Valentín Giró habla del encuentro con Fhida, el cocinero de la expedición

Valentín Giró habla del encuentro con Fhida, el cocinero de la expedición
El cocinero es una pieza esencial de la expedición, por sus buenas artes y su actitud

En junio del año 2004 un pequeño equipo de cinco alpinistas – Óscar Cadiach, Manel de la Matta, Jordi Tosas, Jordi Corominas y Valentín Giró – partimos, rumbo a Pakistán, con un gran sueño a cuestas: escalar el K2, la “Montaña de las montañas”, por la vía Magic Line. Con sus 8.611 metros de altura el K2 no es únicamente la segunda cumbre más alta de la tierra. Su desnivel y verticalidad la convierten en el único ochomil que permite divisar, desde el Campo Base, a un alpinista que esté situado en la misma cumbre. Se dice del K2, por su dimensiones, que es una montaña que empieza donde otras acaban. Estimado lector, a través de mi Blog quiero compartir contigo esta historia que ha marcado mi vida para siempre, por lo que viví y aprendí, pero, sobre todo por lo que en ella perdí. La historia de la Magic Line del K2 narra cómo cinco alpinistas que compartían unos valores se entregaron para hacer realidad un ambicioso sueño.
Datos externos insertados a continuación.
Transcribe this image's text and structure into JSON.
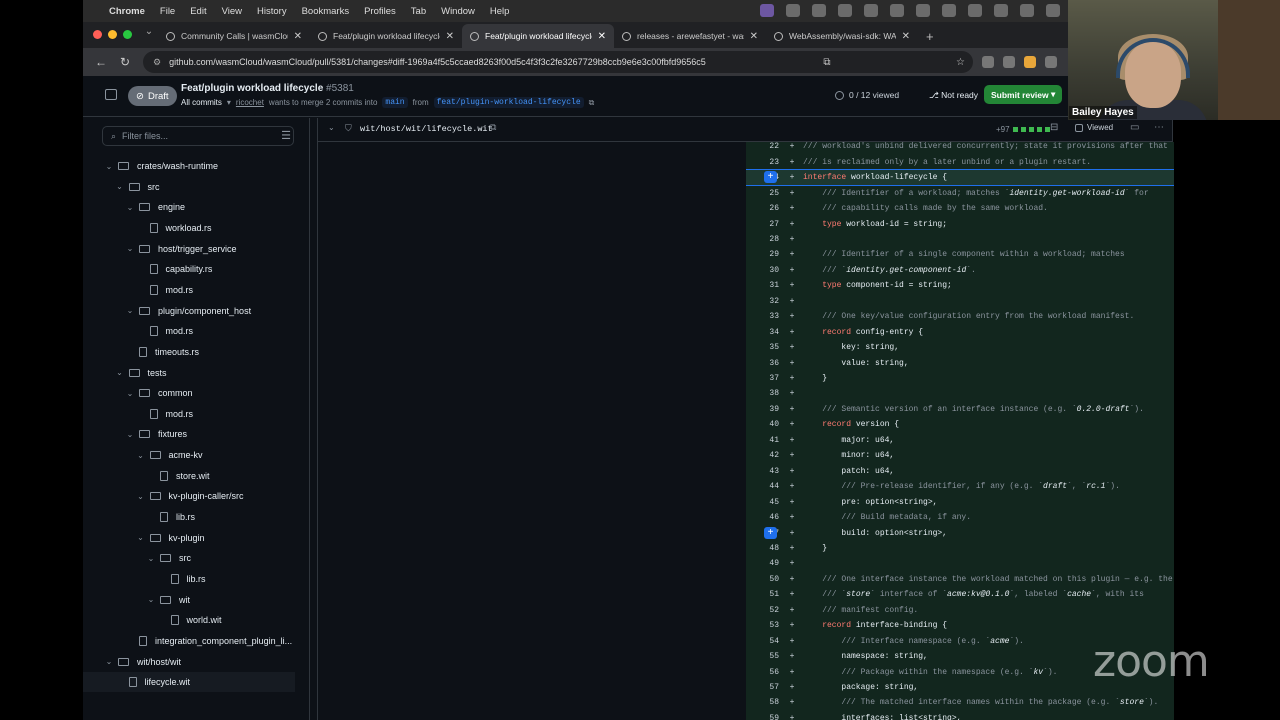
{
  "menubar": {
    "app": "Chrome",
    "items": [
      "File",
      "Edit",
      "View",
      "History",
      "Bookmarks",
      "Profiles",
      "Tab",
      "Window",
      "Help"
    ]
  },
  "tabs": [
    {
      "title": "Community Calls | wasmCloud",
      "active": false
    },
    {
      "title": "Feat/plugin workload lifecycle",
      "active": false
    },
    {
      "title": "Feat/plugin workload lifecycle",
      "active": true
    },
    {
      "title": "releases - arewefastyet - wasi",
      "active": false
    },
    {
      "title": "WebAssembly/wasi-sdk: WASI",
      "active": false
    }
  ],
  "url": "github.com/wasmCloud/wasmCloud/pull/5381/changes#diff-1969a4f5c5ccaed8263f00d5c4f3f3c2fe3267729b8ccb9e6e3c00fbfd9656c5",
  "pr": {
    "status": "Draft",
    "title": "Feat/plugin workload lifecycle",
    "number": "#5381",
    "commits": "All commits",
    "author": "ricochet",
    "merge_text": "wants to merge 2 commits into",
    "base": "main",
    "from_text": "from",
    "head": "feat/plugin-workload-lifecycle",
    "viewed": "0 / 12 viewed",
    "not_ready": "Not ready",
    "submit": "Submit review"
  },
  "tree": {
    "filter_placeholder": "Filter files...",
    "nodes": [
      {
        "label": "crates/wash-runtime",
        "type": "folder",
        "depth": 0
      },
      {
        "label": "src",
        "type": "folder",
        "depth": 1
      },
      {
        "label": "engine",
        "type": "folder",
        "depth": 2
      },
      {
        "label": "workload.rs",
        "type": "file",
        "depth": 3
      },
      {
        "label": "host/trigger_service",
        "type": "folder",
        "depth": 2
      },
      {
        "label": "capability.rs",
        "type": "file",
        "depth": 3
      },
      {
        "label": "mod.rs",
        "type": "file",
        "depth": 3
      },
      {
        "label": "plugin/component_host",
        "type": "folder",
        "depth": 2
      },
      {
        "label": "mod.rs",
        "type": "file",
        "depth": 3
      },
      {
        "label": "timeouts.rs",
        "type": "file",
        "depth": 2
      },
      {
        "label": "tests",
        "type": "folder",
        "depth": 1
      },
      {
        "label": "common",
        "type": "folder",
        "depth": 2
      },
      {
        "label": "mod.rs",
        "type": "file",
        "depth": 3
      },
      {
        "label": "fixtures",
        "type": "folder",
        "depth": 2
      },
      {
        "label": "acme-kv",
        "type": "folder",
        "depth": 3
      },
      {
        "label": "store.wit",
        "type": "file",
        "depth": 4
      },
      {
        "label": "kv-plugin-caller/src",
        "type": "folder",
        "depth": 3
      },
      {
        "label": "lib.rs",
        "type": "file",
        "depth": 4
      },
      {
        "label": "kv-plugin",
        "type": "folder",
        "depth": 3
      },
      {
        "label": "src",
        "type": "folder",
        "depth": 4
      },
      {
        "label": "lib.rs",
        "type": "file",
        "depth": 5
      },
      {
        "label": "wit",
        "type": "folder",
        "depth": 4
      },
      {
        "label": "world.wit",
        "type": "file",
        "depth": 5
      },
      {
        "label": "integration_component_plugin_li...",
        "type": "file",
        "depth": 2
      },
      {
        "label": "wit/host/wit",
        "type": "folder",
        "depth": 0
      },
      {
        "label": "lifecycle.wit",
        "type": "file",
        "depth": 1
      }
    ]
  },
  "diff": {
    "path": "wit/host/wit/lifecycle.wit",
    "stats": "+97",
    "viewed_label": "Viewed",
    "lines": [
      {
        "n": "22",
        "t": "/// workload's unbind delivered concurrently; state it provisions after that"
      },
      {
        "n": "23",
        "t": "/// is reclaimed only by a later unbind or a plugin restart."
      },
      {
        "n": "24",
        "t": "interface workload-lifecycle {"
      },
      {
        "n": "25",
        "t": "    /// Identifier of a workload; matches `identity.get-workload-id` for"
      },
      {
        "n": "26",
        "t": "    /// capability calls made by the same workload."
      },
      {
        "n": "27",
        "t": "    type workload-id = string;"
      },
      {
        "n": "28",
        "t": ""
      },
      {
        "n": "29",
        "t": "    /// Identifier of a single component within a workload; matches"
      },
      {
        "n": "30",
        "t": "    /// `identity.get-component-id`."
      },
      {
        "n": "31",
        "t": "    type component-id = string;"
      },
      {
        "n": "32",
        "t": ""
      },
      {
        "n": "33",
        "t": "    /// One key/value configuration entry from the workload manifest."
      },
      {
        "n": "34",
        "t": "    record config-entry {"
      },
      {
        "n": "35",
        "t": "        key: string,"
      },
      {
        "n": "36",
        "t": "        value: string,"
      },
      {
        "n": "37",
        "t": "    }"
      },
      {
        "n": "38",
        "t": ""
      },
      {
        "n": "39",
        "t": "    /// Semantic version of an interface instance (e.g. `0.2.0-draft`)."
      },
      {
        "n": "40",
        "t": "    record version {"
      },
      {
        "n": "41",
        "t": "        major: u64,"
      },
      {
        "n": "42",
        "t": "        minor: u64,"
      },
      {
        "n": "43",
        "t": "        patch: u64,"
      },
      {
        "n": "44",
        "t": "        /// Pre-release identifier, if any (e.g. `draft`, `rc.1`)."
      },
      {
        "n": "45",
        "t": "        pre: option<string>,"
      },
      {
        "n": "46",
        "t": "        /// Build metadata, if any."
      },
      {
        "n": "47",
        "t": "        build: option<string>,"
      },
      {
        "n": "48",
        "t": "    }"
      },
      {
        "n": "49",
        "t": ""
      },
      {
        "n": "50",
        "t": "    /// One interface instance the workload matched on this plugin — e.g. the"
      },
      {
        "n": "51",
        "t": "    /// `store` interface of `acme:kv@0.1.0`, labeled `cache`, with its"
      },
      {
        "n": "52",
        "t": "    /// manifest config."
      },
      {
        "n": "53",
        "t": "    record interface-binding {"
      },
      {
        "n": "54",
        "t": "        /// Interface namespace (e.g. `acme`)."
      },
      {
        "n": "55",
        "t": "        namespace: string,"
      },
      {
        "n": "56",
        "t": "        /// Package within the namespace (e.g. `kv`)."
      },
      {
        "n": "57",
        "t": "        package: string,"
      },
      {
        "n": "58",
        "t": "        /// The matched interface names within the package (e.g. `store`)."
      },
      {
        "n": "59",
        "t": "        interfaces: list<string>,"
      }
    ]
  },
  "webcam": {
    "name": "Bailey Hayes"
  },
  "watermark": "zoom"
}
Espero poder transmitirte fielmente todo esto y mucho más a lo largo de sucesivos posts que iré publicando.

El cocinero es una pieza esencial de la expedición, por sus buenas artes y su actitud

Cuando llegamos a Askole y bajamos de aquellos Toyotas desvencijados que nos habían traído de Skardu, lo primero que percibimos fue un gran desorden de gente yendo y viniendo, unos cargados y otros no, en medio de un griterío en el que convivían multitud de lenguas: baltí y urdu, por supuesto, pero también inglés, italiano, francés, alemán, japonés, castellano ¡y hasta catalán!. Pero uno no se daba cuenta hasta más tarde de la organización que subyacía a aquel inmenso caos aparente; cada grupo tenía asignado su lugar de acampada en medio de un microcosmos poblado de gente y de bultos, mientras niños y cabras se movían y brincaban sin parar alrededor. En este ambiente de preparación, justo antes de la partida, se podía percibir toda la energía del movimiento, de la acción, de la convergencia y complicidad de múltiples intenciones y voluntades que estábamos a punto de iniciar nuestros particulares desafíos.

Fue una agradable sorpresa descubrir que nuestro campamento estaba ya montado y Fidha, que sería nuestro cocinero, nos aguardaba con una excelente cena. El cocinero es una pieza esencial de la expedición, sus buenas artes y su actitud alegre son siempre ingredientes básicos para reponer fuerzas y subir los ánimos del equipo. Al ver a Fidha por primera vez en Askole supimos que estábamos de suerte. Nos acostamos felices, recuerdo aquella noche como un verdadero descanso: estábamos preparados, con todo el material listo, a punto de iniciar lo que realmente habíamos estado esperando: la marcha a pie, dejando atrás aviones, coches, ruidos, papeleos y gestiones. Ahora empezábamos a palpar la verdadera materia del sueño.